Coors Pure, the new organic beer introduced just last month, is rolling out new ads in which a “talking” Pure beer can congratulates drinkers for minor healthy accomplishments.
In one ad, as a woman pops open a can in her kitchen, the can says, “Hey Jessica, you did great today.”
“Thanks,” Jessica responds.
“You went for a run.”
“More of a walk/run” Jessica confesses.
“Mostly to get away from your kids -- but you also chose an organic beer.”
The voice of the can is comedian Ali Wong, who, in another ad, congratulates Matt for taking a bike ride and buying a standing desk.
“Matt, you’re amazing,” she tells him.
He responds, self-consciously, “Thanks. That means a lot, coming from a beer.”
Coors Pure joins Michelob Ultra Pure Gold Organic, launched in 2018, which lays claim to being the first nationally distributed beer deemed organic by the USDA. So is Coors Pure. There are other organic beers among smaller labels, so the whole concept isn’t very new.
But as the big beer brands strive to attract the health and wellness crowd, organic seems one way to do so. Pure has 92 calories and 3.5 carbs, so that’s health-conscious.
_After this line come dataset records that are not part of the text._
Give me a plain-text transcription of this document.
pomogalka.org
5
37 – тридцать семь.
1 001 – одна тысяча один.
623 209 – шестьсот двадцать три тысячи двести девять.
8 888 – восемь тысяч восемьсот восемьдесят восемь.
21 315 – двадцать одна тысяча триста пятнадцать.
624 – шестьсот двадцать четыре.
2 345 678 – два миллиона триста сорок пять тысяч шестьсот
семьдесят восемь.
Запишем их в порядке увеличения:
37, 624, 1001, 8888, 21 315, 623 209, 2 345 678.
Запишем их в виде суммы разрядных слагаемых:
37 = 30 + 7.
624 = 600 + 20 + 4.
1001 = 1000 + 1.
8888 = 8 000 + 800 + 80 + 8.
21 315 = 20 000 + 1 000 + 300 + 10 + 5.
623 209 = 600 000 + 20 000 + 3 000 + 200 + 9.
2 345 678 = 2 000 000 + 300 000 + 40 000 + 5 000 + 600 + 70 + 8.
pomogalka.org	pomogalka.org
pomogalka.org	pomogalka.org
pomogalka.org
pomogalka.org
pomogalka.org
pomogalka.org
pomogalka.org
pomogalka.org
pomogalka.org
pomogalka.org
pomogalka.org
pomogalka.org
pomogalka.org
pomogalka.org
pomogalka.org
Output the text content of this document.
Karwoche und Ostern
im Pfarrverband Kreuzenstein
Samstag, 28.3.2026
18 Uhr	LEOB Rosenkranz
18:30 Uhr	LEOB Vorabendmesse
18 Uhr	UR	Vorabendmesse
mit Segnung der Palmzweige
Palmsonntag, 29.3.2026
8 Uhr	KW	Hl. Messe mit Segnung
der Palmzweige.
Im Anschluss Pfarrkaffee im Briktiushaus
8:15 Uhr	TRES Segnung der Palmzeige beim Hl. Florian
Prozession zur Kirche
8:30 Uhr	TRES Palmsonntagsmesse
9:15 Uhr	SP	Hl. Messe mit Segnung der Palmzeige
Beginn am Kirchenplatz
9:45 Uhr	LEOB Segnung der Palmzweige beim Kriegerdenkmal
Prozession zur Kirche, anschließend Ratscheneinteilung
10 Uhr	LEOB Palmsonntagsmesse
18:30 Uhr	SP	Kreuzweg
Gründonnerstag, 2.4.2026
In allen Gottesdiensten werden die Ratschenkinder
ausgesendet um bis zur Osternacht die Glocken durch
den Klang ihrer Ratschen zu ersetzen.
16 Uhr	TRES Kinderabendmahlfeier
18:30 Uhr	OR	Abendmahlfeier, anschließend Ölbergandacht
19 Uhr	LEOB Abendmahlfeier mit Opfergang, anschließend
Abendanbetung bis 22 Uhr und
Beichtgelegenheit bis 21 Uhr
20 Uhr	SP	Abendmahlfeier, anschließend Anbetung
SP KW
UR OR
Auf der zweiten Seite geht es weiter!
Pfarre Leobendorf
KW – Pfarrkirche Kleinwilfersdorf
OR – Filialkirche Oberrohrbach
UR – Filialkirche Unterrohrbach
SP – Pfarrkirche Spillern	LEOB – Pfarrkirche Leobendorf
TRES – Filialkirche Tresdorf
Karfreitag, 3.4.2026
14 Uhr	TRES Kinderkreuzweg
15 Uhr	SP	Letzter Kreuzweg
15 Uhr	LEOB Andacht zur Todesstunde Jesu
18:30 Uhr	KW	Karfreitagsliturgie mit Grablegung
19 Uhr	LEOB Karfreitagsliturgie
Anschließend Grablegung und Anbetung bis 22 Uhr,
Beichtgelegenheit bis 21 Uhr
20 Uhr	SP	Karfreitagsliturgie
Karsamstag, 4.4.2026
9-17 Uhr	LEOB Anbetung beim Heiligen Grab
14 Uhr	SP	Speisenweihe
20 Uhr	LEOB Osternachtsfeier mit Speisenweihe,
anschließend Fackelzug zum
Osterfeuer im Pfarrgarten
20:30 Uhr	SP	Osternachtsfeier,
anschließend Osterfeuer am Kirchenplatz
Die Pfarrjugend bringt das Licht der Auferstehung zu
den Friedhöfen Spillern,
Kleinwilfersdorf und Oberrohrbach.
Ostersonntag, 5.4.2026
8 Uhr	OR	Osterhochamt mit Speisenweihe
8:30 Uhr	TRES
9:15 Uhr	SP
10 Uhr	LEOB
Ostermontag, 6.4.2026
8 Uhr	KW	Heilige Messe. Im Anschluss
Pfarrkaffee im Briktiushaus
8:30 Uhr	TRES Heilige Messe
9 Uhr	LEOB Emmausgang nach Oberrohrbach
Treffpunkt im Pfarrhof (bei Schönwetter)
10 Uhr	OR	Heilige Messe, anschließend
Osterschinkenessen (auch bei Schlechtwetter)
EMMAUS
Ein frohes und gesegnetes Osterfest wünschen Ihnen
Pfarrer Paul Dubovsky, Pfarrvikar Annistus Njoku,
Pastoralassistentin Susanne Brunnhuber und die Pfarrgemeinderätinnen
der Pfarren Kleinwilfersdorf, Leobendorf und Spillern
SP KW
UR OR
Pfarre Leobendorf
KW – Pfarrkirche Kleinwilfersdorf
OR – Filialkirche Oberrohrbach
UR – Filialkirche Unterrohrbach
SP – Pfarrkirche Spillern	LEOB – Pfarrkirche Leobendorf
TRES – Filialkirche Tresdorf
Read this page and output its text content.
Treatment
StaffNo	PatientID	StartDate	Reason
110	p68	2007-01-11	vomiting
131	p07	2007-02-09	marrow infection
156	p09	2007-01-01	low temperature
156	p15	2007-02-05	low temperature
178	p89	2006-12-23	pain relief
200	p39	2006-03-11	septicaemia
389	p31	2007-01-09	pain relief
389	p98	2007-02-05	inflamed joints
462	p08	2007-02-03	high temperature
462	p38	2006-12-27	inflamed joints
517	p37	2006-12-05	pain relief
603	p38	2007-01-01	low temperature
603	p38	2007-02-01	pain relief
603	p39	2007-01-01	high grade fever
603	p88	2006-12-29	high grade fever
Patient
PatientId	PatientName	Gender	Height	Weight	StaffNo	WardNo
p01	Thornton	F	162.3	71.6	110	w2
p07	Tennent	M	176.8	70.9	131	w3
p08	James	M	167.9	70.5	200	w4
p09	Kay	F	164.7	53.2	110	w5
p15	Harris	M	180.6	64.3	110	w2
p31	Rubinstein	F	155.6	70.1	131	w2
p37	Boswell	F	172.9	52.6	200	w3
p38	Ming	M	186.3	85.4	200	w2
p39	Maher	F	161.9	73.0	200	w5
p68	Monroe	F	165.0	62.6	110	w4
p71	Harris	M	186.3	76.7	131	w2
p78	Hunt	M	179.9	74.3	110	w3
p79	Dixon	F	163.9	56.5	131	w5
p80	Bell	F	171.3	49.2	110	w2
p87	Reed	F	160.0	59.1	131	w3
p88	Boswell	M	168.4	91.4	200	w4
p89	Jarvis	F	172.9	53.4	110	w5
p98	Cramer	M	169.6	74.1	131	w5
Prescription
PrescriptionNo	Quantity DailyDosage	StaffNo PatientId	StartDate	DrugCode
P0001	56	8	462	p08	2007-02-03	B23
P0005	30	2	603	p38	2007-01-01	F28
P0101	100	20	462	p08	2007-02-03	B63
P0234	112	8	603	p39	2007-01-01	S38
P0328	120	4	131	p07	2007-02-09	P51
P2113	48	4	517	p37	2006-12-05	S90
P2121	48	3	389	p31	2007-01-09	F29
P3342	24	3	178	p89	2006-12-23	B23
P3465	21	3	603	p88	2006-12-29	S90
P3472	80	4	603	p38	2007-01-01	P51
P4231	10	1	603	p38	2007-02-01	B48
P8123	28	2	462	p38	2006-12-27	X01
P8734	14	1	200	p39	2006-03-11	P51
But those stats are not even mentioned in the ads, because they wouldn’t mean that much to people like Jessica, who sort of jogged, or Matt, who kind of cycled and bought a standing desk because, as he says in the ad, “Sitting desks are bad now.”
So Pure is a good beer for people who just bend their elbows at the bar every once in a while. The Coors Pure tag is, “It’s organic -- but chill about it.”
Indeed, the campaign is titled, “Because You Tried Today,” which thematically takes it far away from very sweaty gyms and instead makes it seem that Coors Pure might someday offer its drinkers a participation trophy.
The ads, from Droga5, roll out with a heavy dose of digital platforms, including podcasts and streamers like Hulu and Peacock. On TV, Coors Pure has ads slotted for the Adult Swim programming segment of the Cartoon Network, “The Tonight Show with Jimmy Fallon” and the “Late Show with Stephen Colbert.”
It seems unusual for a beer brand (but kind of logical for Coors Pure), that it isn’t slotting any ad buys on sports networks, but is instead favoring ad venues that reach people “who are more interested in wellness/fitness," according to a spokeswoman for the brand.
Or, based on the commercials, people who try to be interested. And that’s OK too.